If Sylia had looked behind her she would have seen the glass doors part.
If the pounding of her heart had not blocked all sound from her ears she would have heard the steps behind closing.
Have to get away, downstairs to The Pit. Secure.
As quickly as she could, painfully, she made for the change room. Tears of pain springing into her eyes.
The woman with casual strides cut her off. Closed the distance. Coming into the light. Short red hair. Reflective eyes.
Sylia backed up, ran into something, looked over her shoulder.
Screamed.
The first boomer reached out and grabbed her by the shoulders.
Stars burst into her eyes as the inhuman hand gripped her wound.
She gasped for air.
The other female boomer came and stood directly in front of her, staring with those dead eyes intently. Face impassive.
The lights flickered on.
Sylia could not take her eyes away from the boomers. The echo of steps struck her like an ominous tolling bell. Ringing louder and louder, reverberating inside her skull seeking to send her mad.

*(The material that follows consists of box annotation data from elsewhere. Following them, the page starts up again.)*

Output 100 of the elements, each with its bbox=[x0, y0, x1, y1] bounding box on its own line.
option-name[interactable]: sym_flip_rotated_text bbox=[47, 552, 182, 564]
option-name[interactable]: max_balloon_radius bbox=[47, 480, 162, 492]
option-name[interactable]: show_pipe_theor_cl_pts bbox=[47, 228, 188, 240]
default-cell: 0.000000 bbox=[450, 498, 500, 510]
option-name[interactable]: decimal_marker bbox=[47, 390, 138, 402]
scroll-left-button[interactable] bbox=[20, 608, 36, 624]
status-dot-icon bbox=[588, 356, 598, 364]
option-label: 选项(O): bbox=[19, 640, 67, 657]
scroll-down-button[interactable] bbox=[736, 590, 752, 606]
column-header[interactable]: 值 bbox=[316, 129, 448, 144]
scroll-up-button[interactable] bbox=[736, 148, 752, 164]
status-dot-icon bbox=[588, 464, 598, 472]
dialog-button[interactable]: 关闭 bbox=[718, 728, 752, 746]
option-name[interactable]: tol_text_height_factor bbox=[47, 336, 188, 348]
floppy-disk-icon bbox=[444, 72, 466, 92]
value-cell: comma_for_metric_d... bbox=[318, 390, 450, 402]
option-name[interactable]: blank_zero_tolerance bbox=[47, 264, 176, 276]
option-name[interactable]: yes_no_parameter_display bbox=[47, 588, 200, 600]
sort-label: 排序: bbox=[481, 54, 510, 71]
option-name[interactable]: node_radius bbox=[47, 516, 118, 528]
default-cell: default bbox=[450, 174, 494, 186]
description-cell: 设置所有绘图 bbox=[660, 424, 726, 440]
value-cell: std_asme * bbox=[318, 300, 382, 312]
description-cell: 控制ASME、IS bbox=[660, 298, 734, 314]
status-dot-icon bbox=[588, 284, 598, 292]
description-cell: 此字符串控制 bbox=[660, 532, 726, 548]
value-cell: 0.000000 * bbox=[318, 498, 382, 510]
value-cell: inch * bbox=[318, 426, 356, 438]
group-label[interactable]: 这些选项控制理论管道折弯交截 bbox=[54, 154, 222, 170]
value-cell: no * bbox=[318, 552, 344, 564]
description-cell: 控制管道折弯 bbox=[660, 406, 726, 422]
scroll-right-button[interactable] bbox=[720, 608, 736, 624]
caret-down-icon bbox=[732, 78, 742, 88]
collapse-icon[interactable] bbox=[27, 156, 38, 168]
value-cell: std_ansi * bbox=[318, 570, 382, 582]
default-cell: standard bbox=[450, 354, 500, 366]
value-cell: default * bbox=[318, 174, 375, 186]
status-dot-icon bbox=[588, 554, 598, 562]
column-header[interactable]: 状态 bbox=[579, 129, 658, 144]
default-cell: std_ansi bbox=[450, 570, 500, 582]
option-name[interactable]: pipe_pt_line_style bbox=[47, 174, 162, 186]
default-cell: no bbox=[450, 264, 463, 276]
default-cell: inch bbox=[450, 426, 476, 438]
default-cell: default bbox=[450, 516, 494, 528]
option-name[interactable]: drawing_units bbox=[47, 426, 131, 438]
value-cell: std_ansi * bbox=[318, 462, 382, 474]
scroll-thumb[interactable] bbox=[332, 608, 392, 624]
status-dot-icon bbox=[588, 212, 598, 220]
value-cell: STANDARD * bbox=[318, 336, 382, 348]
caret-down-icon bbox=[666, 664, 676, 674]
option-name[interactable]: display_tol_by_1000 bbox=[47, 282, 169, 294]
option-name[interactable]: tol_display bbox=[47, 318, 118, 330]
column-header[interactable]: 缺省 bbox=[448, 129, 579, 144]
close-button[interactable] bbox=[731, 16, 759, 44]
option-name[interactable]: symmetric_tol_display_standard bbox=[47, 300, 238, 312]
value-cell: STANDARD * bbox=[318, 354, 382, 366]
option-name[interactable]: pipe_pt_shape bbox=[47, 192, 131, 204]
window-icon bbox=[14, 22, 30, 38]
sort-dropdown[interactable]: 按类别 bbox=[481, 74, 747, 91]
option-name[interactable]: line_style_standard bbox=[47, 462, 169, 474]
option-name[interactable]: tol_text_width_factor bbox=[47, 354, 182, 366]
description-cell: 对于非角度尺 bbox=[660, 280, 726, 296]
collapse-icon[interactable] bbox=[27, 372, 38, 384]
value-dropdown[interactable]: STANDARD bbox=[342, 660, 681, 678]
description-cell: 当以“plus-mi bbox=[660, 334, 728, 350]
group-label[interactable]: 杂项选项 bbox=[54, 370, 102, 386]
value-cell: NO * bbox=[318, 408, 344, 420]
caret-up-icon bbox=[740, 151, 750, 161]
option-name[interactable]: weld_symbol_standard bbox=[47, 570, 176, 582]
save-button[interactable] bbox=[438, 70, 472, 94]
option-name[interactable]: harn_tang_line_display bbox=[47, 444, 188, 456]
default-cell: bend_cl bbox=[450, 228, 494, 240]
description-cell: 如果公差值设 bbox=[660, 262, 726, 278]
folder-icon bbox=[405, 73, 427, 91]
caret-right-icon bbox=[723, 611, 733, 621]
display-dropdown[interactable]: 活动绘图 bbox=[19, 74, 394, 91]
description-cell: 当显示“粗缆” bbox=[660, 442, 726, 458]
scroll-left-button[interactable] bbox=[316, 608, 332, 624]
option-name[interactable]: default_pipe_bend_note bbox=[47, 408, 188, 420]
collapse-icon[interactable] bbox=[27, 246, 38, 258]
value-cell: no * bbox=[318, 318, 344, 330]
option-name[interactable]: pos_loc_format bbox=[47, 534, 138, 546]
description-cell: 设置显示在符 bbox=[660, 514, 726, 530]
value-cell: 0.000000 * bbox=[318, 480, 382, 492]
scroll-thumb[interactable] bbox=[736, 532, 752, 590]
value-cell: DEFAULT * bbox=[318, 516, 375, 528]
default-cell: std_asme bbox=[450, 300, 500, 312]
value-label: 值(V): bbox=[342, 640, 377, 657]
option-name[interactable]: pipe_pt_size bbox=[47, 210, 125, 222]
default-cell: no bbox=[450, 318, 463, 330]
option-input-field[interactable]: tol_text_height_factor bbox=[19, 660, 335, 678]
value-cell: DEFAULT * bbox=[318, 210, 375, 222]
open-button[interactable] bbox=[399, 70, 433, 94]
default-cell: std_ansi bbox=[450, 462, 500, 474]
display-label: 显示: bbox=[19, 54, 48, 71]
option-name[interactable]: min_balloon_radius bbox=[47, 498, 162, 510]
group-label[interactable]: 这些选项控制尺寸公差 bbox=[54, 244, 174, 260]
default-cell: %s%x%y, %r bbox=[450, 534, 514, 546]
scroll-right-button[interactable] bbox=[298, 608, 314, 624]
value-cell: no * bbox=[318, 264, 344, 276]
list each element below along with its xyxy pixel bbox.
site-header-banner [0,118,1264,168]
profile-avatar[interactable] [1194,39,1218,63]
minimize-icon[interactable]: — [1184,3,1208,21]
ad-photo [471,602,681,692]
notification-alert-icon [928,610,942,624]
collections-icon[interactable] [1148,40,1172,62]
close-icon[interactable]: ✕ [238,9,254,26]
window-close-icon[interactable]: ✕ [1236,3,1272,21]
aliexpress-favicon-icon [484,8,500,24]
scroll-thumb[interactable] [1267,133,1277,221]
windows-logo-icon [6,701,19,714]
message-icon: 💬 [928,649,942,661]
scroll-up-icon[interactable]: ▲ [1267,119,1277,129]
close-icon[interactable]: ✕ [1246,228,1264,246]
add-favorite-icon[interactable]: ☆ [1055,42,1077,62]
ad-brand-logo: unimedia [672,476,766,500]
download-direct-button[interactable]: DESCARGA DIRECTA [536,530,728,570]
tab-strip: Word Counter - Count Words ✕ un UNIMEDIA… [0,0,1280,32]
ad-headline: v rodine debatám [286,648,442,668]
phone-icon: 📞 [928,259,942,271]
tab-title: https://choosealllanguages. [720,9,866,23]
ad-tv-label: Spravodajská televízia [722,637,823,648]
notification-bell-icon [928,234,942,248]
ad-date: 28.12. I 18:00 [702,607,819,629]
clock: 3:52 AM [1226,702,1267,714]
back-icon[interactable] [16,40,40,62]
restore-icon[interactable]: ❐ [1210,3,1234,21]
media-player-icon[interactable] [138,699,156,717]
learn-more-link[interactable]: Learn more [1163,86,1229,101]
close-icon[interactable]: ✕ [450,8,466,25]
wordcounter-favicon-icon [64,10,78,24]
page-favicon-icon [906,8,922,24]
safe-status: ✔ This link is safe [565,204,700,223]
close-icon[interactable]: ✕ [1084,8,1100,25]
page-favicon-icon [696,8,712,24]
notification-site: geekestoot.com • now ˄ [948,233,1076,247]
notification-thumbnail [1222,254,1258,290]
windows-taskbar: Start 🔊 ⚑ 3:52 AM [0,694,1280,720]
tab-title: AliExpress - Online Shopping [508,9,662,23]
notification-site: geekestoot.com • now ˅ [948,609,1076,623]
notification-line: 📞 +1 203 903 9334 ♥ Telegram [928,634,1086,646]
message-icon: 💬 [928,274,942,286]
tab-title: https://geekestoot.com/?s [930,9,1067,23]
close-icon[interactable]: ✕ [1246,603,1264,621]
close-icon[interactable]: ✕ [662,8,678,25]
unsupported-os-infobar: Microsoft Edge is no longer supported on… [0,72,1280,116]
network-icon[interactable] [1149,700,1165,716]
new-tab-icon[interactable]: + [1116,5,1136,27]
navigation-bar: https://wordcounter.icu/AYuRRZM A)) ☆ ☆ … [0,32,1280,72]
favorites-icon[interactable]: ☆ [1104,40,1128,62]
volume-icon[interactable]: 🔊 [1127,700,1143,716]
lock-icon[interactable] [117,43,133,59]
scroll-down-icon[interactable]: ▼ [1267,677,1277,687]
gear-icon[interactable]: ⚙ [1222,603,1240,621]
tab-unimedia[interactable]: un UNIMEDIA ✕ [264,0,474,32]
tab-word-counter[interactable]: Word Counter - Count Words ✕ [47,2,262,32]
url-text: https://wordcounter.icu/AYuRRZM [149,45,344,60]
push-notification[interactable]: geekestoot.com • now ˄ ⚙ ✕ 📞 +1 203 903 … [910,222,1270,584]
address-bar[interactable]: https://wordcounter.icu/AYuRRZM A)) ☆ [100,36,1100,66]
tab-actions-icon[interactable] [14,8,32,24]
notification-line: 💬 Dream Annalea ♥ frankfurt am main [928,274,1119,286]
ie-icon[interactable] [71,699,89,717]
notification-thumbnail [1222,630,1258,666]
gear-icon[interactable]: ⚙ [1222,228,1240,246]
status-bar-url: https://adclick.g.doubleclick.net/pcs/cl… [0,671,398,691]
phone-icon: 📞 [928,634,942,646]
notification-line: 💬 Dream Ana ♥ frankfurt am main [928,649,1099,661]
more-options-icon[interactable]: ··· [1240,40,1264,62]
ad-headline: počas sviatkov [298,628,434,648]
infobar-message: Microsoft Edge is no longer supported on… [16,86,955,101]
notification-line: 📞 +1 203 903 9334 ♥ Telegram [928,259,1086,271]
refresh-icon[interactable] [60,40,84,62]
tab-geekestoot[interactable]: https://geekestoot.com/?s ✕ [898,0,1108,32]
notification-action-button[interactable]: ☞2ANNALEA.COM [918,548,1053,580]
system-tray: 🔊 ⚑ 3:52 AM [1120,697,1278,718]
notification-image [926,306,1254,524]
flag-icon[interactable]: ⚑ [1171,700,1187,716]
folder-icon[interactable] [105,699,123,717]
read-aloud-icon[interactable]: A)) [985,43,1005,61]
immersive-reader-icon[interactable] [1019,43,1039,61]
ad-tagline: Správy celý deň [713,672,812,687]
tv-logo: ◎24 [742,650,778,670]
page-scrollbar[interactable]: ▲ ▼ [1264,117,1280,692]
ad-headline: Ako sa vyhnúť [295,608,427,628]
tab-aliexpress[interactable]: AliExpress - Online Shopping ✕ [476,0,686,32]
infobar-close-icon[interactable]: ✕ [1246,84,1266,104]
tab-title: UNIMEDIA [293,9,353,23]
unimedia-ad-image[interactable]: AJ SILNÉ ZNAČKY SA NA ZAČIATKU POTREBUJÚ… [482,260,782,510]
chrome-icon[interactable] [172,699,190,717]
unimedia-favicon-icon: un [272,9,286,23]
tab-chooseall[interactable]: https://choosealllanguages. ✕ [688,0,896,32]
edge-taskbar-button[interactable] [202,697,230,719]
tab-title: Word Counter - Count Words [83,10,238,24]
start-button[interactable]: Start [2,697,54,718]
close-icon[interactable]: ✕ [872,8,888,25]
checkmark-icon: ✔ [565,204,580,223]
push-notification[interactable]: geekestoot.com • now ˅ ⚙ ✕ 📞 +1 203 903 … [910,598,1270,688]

Then they stopped suddenly.
Shaking she let her crutch fall. Its clatter allowed her to shake the boomer's stare away. Wide-eyed she turned to gaze onto the third arrival.
A man.
He smiled, a thin lipless smile, "Sylia Stingray. It has been such a long time."
+++===+++
For this chapter the title is from the end song of the movie Plunkett & Macleane featuring a bunch of Brits (set in England too!). A good movie. Song by Craig Armstrong and Brian Eno. Time to keep the pace down after all that explosive violence in the previous chapters but still to move the story along. Another change being the placement of 'cliffhangers' and 'leaving peoples plans out' where I usually had each chapter pretty much self contained and explained everything.
I don't know where Leon came from, when I described the other bike he kinda just popped into the picture.